Handoff spec: TTA + Confident/Possible/Refer UX

Implementation spec for the two Round-2 wins that ship on the current gen2a-medsiglip model (no new checkpoint): TTA (free accuracy) and the 3-tier abstain/referral UX (the main product win). Coding to be done on the emulator machine; this doc is the contract. All numbers from the full 15,561-image test split (see 2026-07-01-round2-streamC-clinical-eval and 2026-07-03-round2-streamB-results).

1. Serving: TTA in the predictor (ai-service)

In the ai-service inference path (src/ai_service/src/... predictor that builds the MedSigLIP forward pass), run each image twice — original + horizontal flip — and average the sigmoid probabilities before ranking. Measured effect: top-1 0.7360→0.7377, top-3 0.9276→0.9303. Cost: ~2× the vision-tower forward (fine on the T4). Gate behind a config flag (tta: true) so it can be toggled.

2. Serving: tier decision in the diagnosis response

Confidence = max class probability over the 25 target classes (model is already well-calibrated, temperature T≈1.03, so use raw max prob). Assign a tier by two thresholds (from the accuracy@coverage curve):

tier	rule	coverage	quality on covered set	client shows
Confident	maxprob ≥ 0.815	~50% of cases	top-1 91.7%	single diagnosis + confidence
Possible	0.433 ≤ maxprob < 0.815	~37%	top-3 91.2%	ranked top-3 shortlist
Refer	maxprob < 0.433	~13%	(uncertain)	“refer to a specialist”

Outcome over all patients: 45.9% confident-correct, 4.1% confident-wrong, 33.8% possible-with-truth-in-top-3, 3.2% possible-miss, 13% refer. The 4.1% confident-wrong is the key clinical-risk number; the Confident threshold can be raised to ~top-37% (maxprob higher) for 95% top-1 / ~1.9% confident-wrong if a stricter bar is wanted — make the two thresholds config values, not hardcoded.

Proposed API contract (diagnosis endpoint, `src/ai_service/src/api/v1/diagnosis.py`)

Add to the response:


{
  "tier": "confident|possible|refer",
  "predictions": [ {"diagnosis": "...", "probability": 0.0} ],   // 1 item if confident, 3 if possible, [] if refer
  "confidence": 0.0,                                              // max class prob
  "refer_to_specialist": false
}

Keep the existing full ranked list too (for debugging / physician view). predictions is the tiered view the patient app renders.

3. Client (rn_dermadetect): three result states

In the assessment result screen, branch on tier:

confident → show the single diagnosis prominently + a confidence indicator.
possible → show the top-3 as a “possible matches” shortlist (not one answer).
refer → show a “we recommend seeing a dermatologist” message, no diagnosis.

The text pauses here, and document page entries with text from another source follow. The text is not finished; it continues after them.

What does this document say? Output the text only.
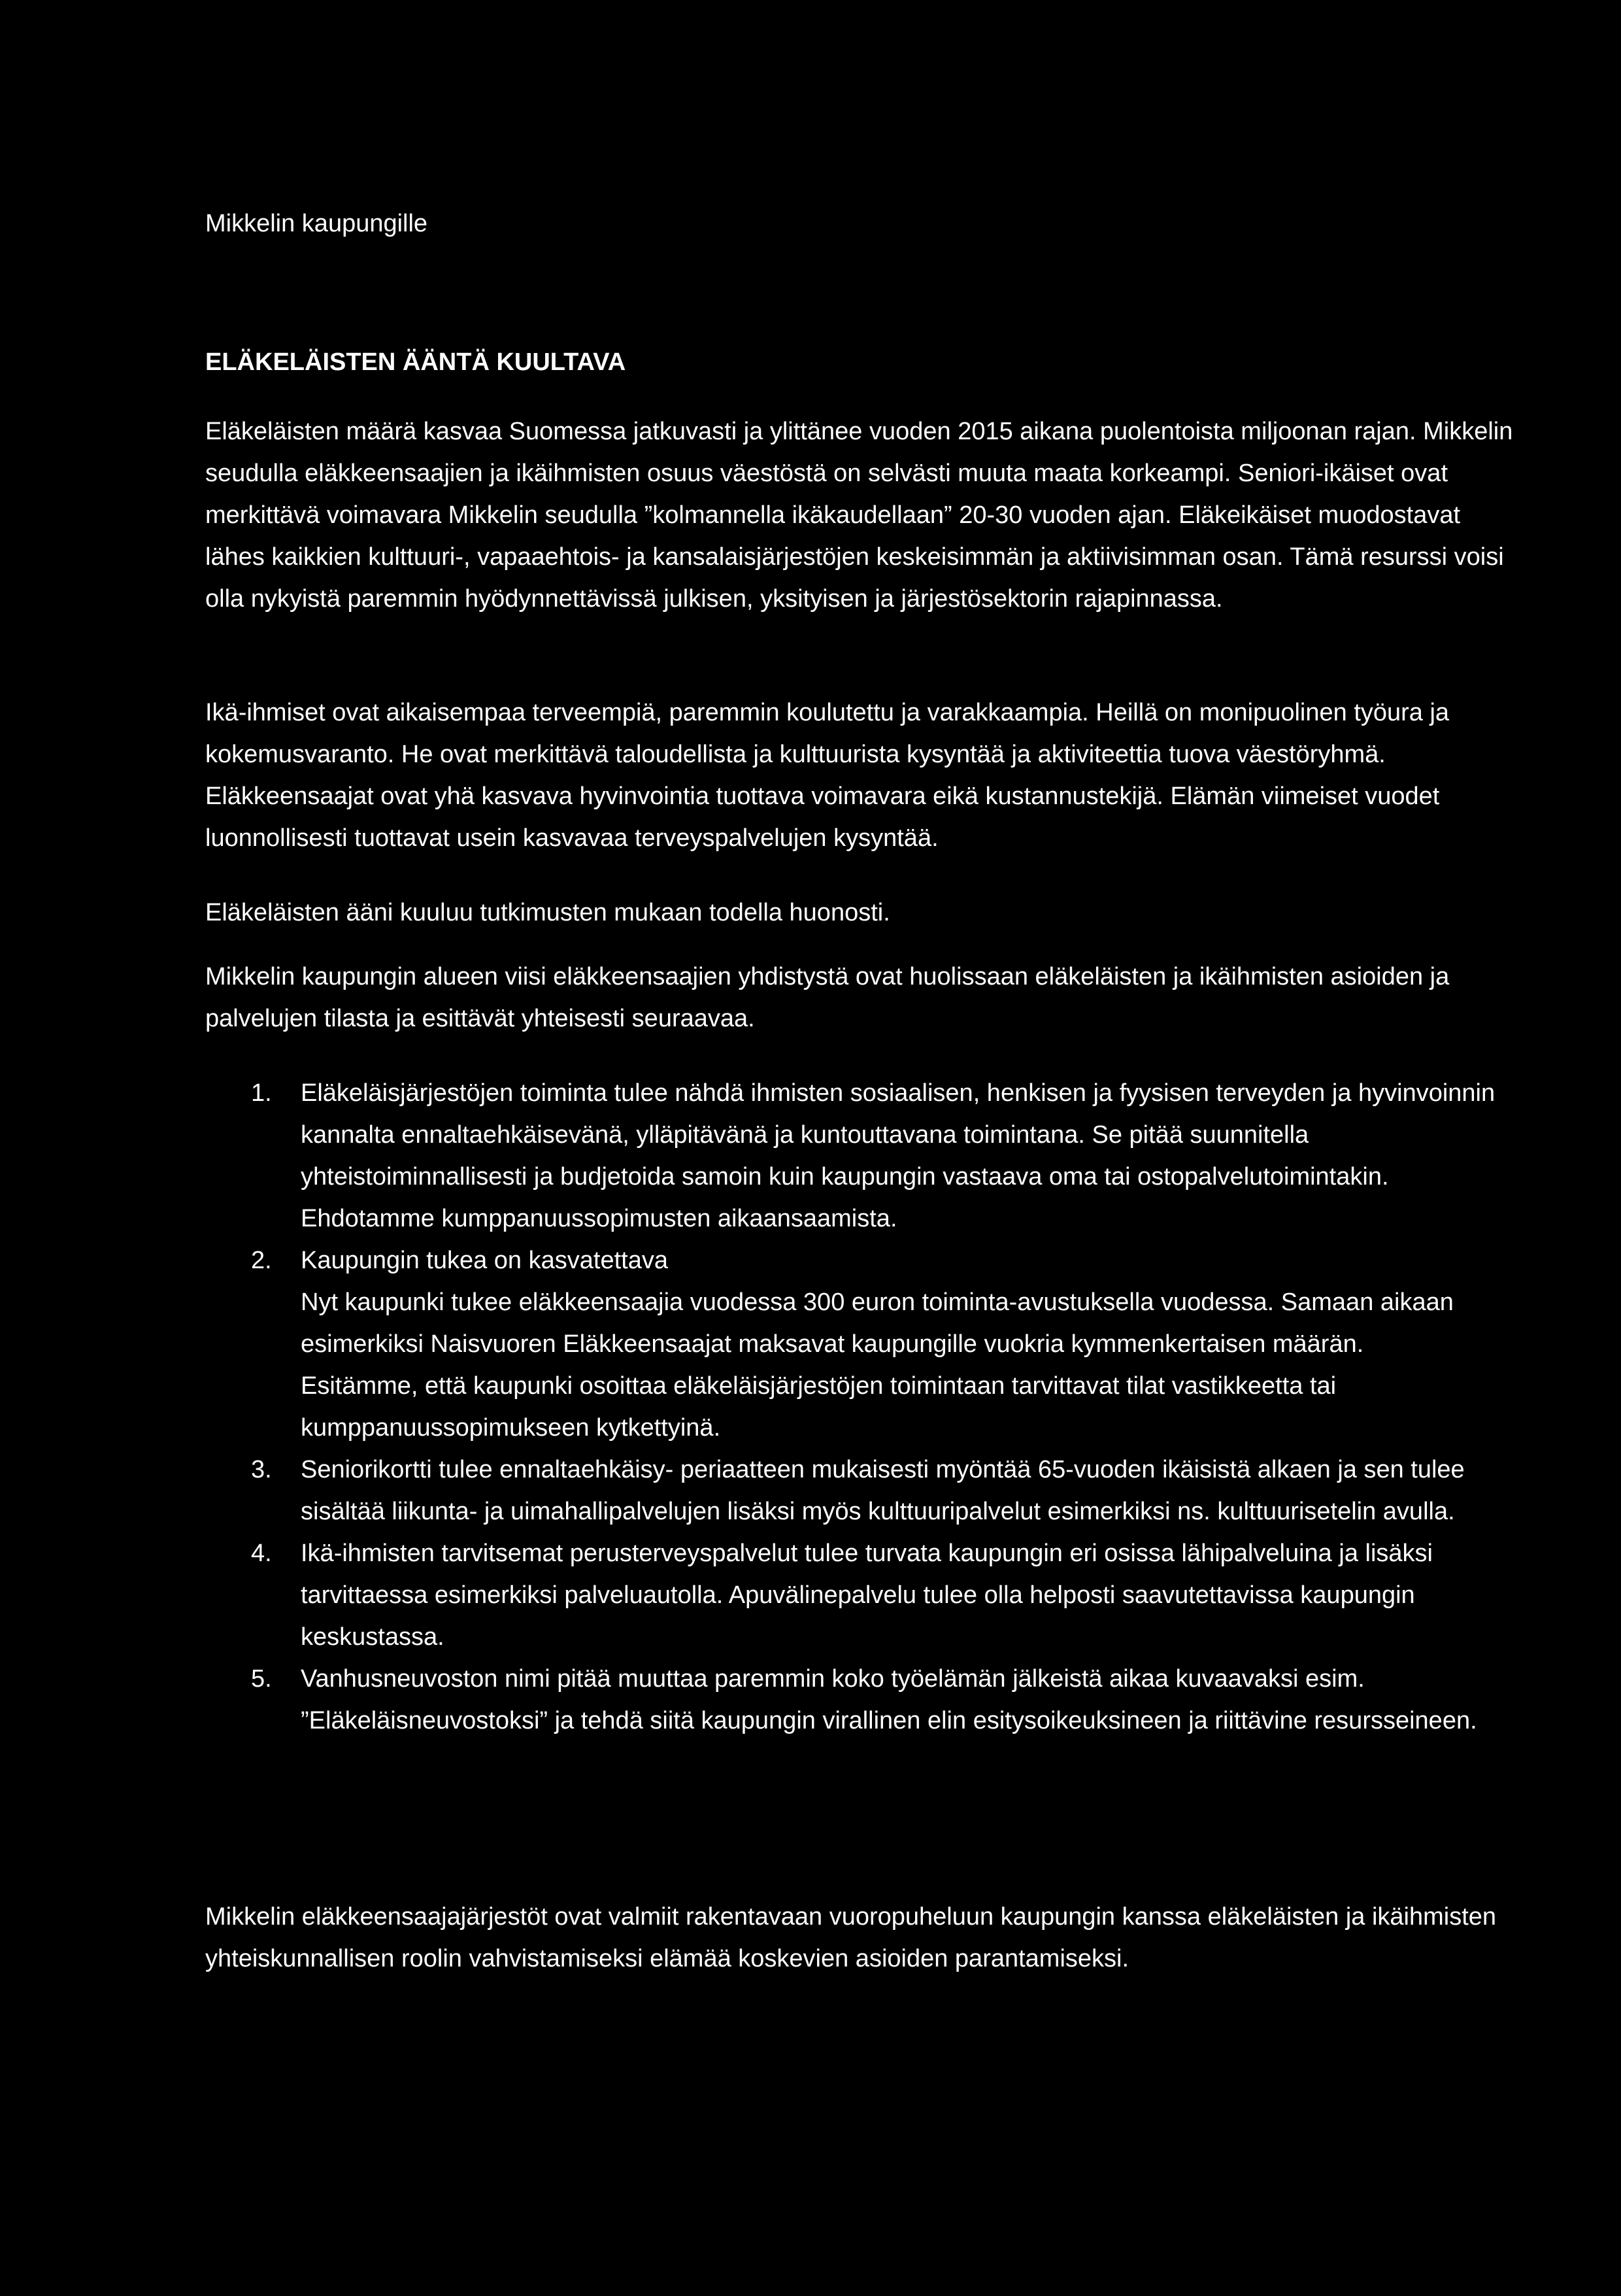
Mikkelin kaupungille

ELÄKELÄISTEN ÄÄNTÄ KUULTAVA

Eläkeläisten määrä kasvaa Suomessa jatkuvasti ja ylittänee vuoden 2015 aikana puolentoista miljoonan rajan. Mikkelin seudulla eläkkeensaajien ja ikäihmisten osuus väestöstä on selvästi muuta maata korkeampi. Seniori-ikäiset ovat merkittävä voimavara Mikkelin seudulla ”kolmannella ikäkaudellaan” 20-30 vuoden ajan. Eläkeikäiset muodostavat lähes kaikkien kulttuuri-, vapaaehtois- ja kansalaisjärjestöjen keskeisimmän ja aktiivisimman osan. Tämä resurssi voisi olla nykyistä paremmin hyödynnettävissä julkisen, yksityisen ja järjestösektorin rajapinnassa.

Ikä-ihmiset ovat aikaisempaa terveempiä, paremmin koulutettu ja varakkaampia. Heillä on monipuolinen työura ja kokemusvaranto. He ovat merkittävä taloudellista ja kulttuurista kysyntää ja aktiviteettia tuova väestöryhmä. Eläkkeensaajat ovat yhä kasvava hyvinvointia tuottava voimavara eikä kustannustekijä. Elämän viimeiset vuodet luonnollisesti tuottavat usein kasvavaa terveyspalvelujen kysyntää.

Eläkeläisten ääni kuuluu tutkimusten mukaan todella huonosti.

Mikkelin kaupungin alueen viisi eläkkeensaajien yhdistystä ovat huolissaan eläkeläisten ja ikäihmisten asioiden ja palvelujen tilasta ja esittävät yhteisesti seuraavaa.

1. Eläkeläisjärjestöjen toiminta tulee nähdä ihmisten sosiaalisen, henkisen ja fyysisen terveyden ja hyvinvoinnin kannalta ennaltaehkäisevänä, ylläpitävänä ja kuntouttavana toimintana. Se pitää suunnitella yhteistoiminnallisesti ja budjetoida samoin kuin kaupungin vastaava oma tai ostopalvelutoimintakin. Ehdotamme kumppanuussopimusten aikaansaamista.
2. Kaupungin tukea on kasvatettava
Nyt kaupunki tukee eläkkeensaajia vuodessa 300 euron toiminta-avustuksella vuodessa. Samaan aikaan esimerkiksi Naisvuoren Eläkkeensaajat maksavat kaupungille vuokria kymmenkertaisen määrän.
Esitämme, että kaupunki osoittaa eläkeläisjärjestöjen toimintaan tarvittavat tilat vastikkeetta tai kumppanuussopimukseen kytkettyinä.
3. Seniorikortti tulee ennaltaehkäisy- periaatteen mukaisesti myöntää 65-vuoden ikäisistä alkaen ja sen tulee sisältää liikunta- ja uimahallipalvelujen lisäksi myös kulttuuripalvelut esimerkiksi ns. kulttuurisetelin avulla.
4. Ikä-ihmisten tarvitsemat perusterveyspalvelut tulee turvata kaupungin eri osissa lähipalveluina ja lisäksi tarvittaessa esimerkiksi palveluautolla. Apuvälinepalvelu tulee olla helposti saavutettavissa kaupungin keskustassa.
5. Vanhusneuvoston nimi pitää muuttaa paremmin koko työelämän jälkeistä aikaa kuvaavaksi esim. ”Eläkeläisneuvostoksi” ja tehdä siitä kaupungin virallinen elin esitysoikeuksineen ja riittävine resursseineen.

Mikkelin eläkkeensaajajärjestöt ovat valmiit rakentavaan vuoropuheluun kaupungin kanssa eläkeläisten ja ikäihmisten yhteiskunnallisen roolin vahvistamiseksi elämää koskevien asioiden parantamiseksi.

This replaces any current “always show one/N results” behavior. Copy/design is a product decision; the logic is driven entirely by the tier field.

4. Testing on the emulator (no GPU needed)

The model runs in the ai-service (dev T4 / deployed); the emulator just hits the API. Point the app at the dev ai-service, submit an assessment, verify the three tiers render correctly by exercising cases across the confidence range.

5. Caveats / do-after

Re-fit the two thresholds on the dermatologist-cleaned test set once those labels are in — the current thresholds are on a benchmark with ~7-16% label noise.
These are serving/client changes on the current checkpoint. A model-weights update (focal recipe) is a separate decision pending the focal confirmation run + the derm benchmark.
Infra/deploy changes go through terraform + the normal CI, not ad hoc.